Pattern of Hormonal Changes During Pregnancy

  • Key hormones influencing pregnancy include hCG, progesterone, relaxin, and others.

    • hCG maintains CL function initially, followed by the placenta taking over progesterone production as pregnancy progresses.

    • Prolactin supports breast tissue development in preparation for lactation.

    • Cortisol assists in system development such as the fetal GI tract and lung surfactant production late in pregnancy.

Initiating Labor

  • Estrogen and cortisol levels rise toward the end of pregnancy, triggering various physiological changes preparing for labor.

    • Estrogen increases oxytocin receptor expression and gap junction formation within the myometrium, allowing synchronized contractions during labor.

    • Positive feedback loops involving oxytocin enhance uterine contractions, ultimately leading to delivery.

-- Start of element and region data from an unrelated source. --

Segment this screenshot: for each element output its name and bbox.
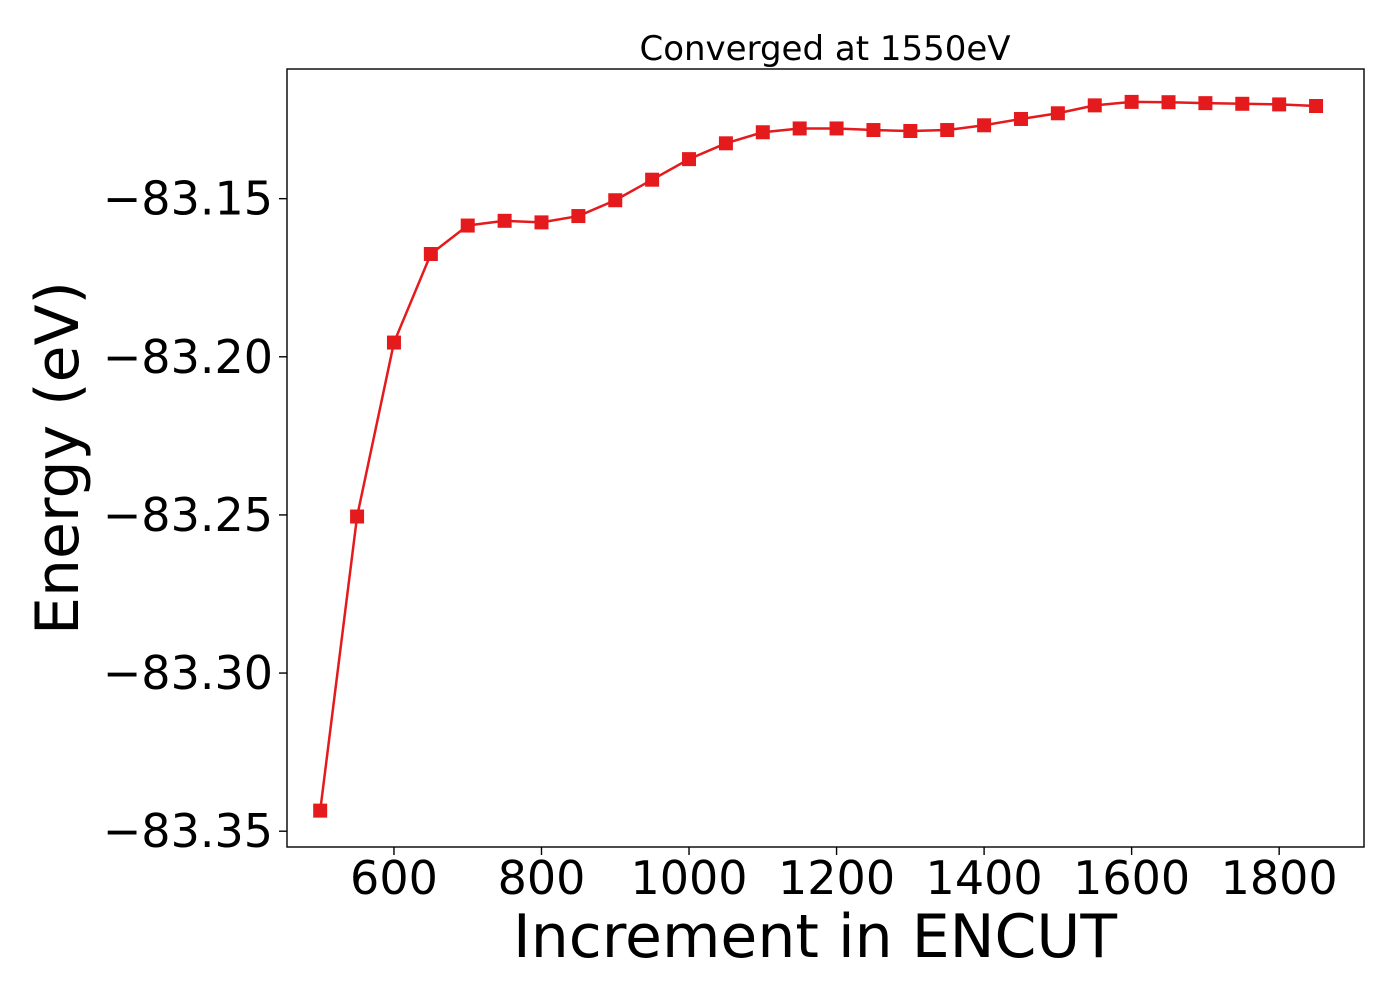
data-point — [497, 213, 512, 228]
data-point — [1235, 96, 1250, 111]
data-point — [571, 209, 586, 224]
data-point — [423, 247, 438, 262]
data-point — [1013, 111, 1028, 126]
y-axis-label: Energy (eV) — [23, 281, 93, 635]
data-point — [792, 121, 807, 136]
y-tick-label: −83.15 — [103, 172, 273, 226]
x-tick-label: 1800 — [1221, 851, 1338, 905]
data-point — [386, 335, 401, 350]
series-line — [318, 100, 1317, 811]
data-point — [1161, 95, 1176, 110]
data-point — [313, 803, 328, 818]
plot-frame — [286, 68, 1365, 848]
data-point — [1087, 98, 1102, 113]
y-tick-label: −83.30 — [103, 646, 273, 700]
data-point — [1198, 96, 1213, 111]
data-point — [940, 123, 955, 138]
data-point — [534, 215, 549, 230]
data-point — [350, 509, 365, 524]
plot-area: 600 800 1000 1200 1400 1600 1800 −83.35 −83.30 −8… — [103, 68, 1365, 905]
y-tick-label: −83.25 — [103, 488, 273, 542]
data-point — [977, 118, 992, 133]
data-point — [1272, 97, 1287, 112]
x-tick-label: 1200 — [778, 851, 895, 905]
data-point — [682, 152, 697, 167]
data-point — [866, 123, 881, 138]
data-point — [755, 125, 770, 140]
chart-title: Converged at 1550eV — [639, 29, 1010, 69]
data-point — [1050, 106, 1065, 121]
x-tick-label: 800 — [498, 851, 586, 905]
data-point — [903, 123, 918, 138]
x-tick-label: 600 — [350, 851, 438, 905]
data-point — [608, 193, 623, 208]
data-point — [829, 121, 844, 136]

Cervical Preparations for Delivery

  • The cervix begins to soften and dilate in preparation for the fetus' passage. This dilation is critical to allowing the passage of the fetus during birth.

Conclusion

  • Multiple changes occur physiologically in maternal systems throughout pregnancy that support fetal development and prepare for labor, with a critical interplay of hormones signaling changes at various stages.

  • Exploration of birth processes across species highlights variations in the anatomy and physiology involved in gestation and labor.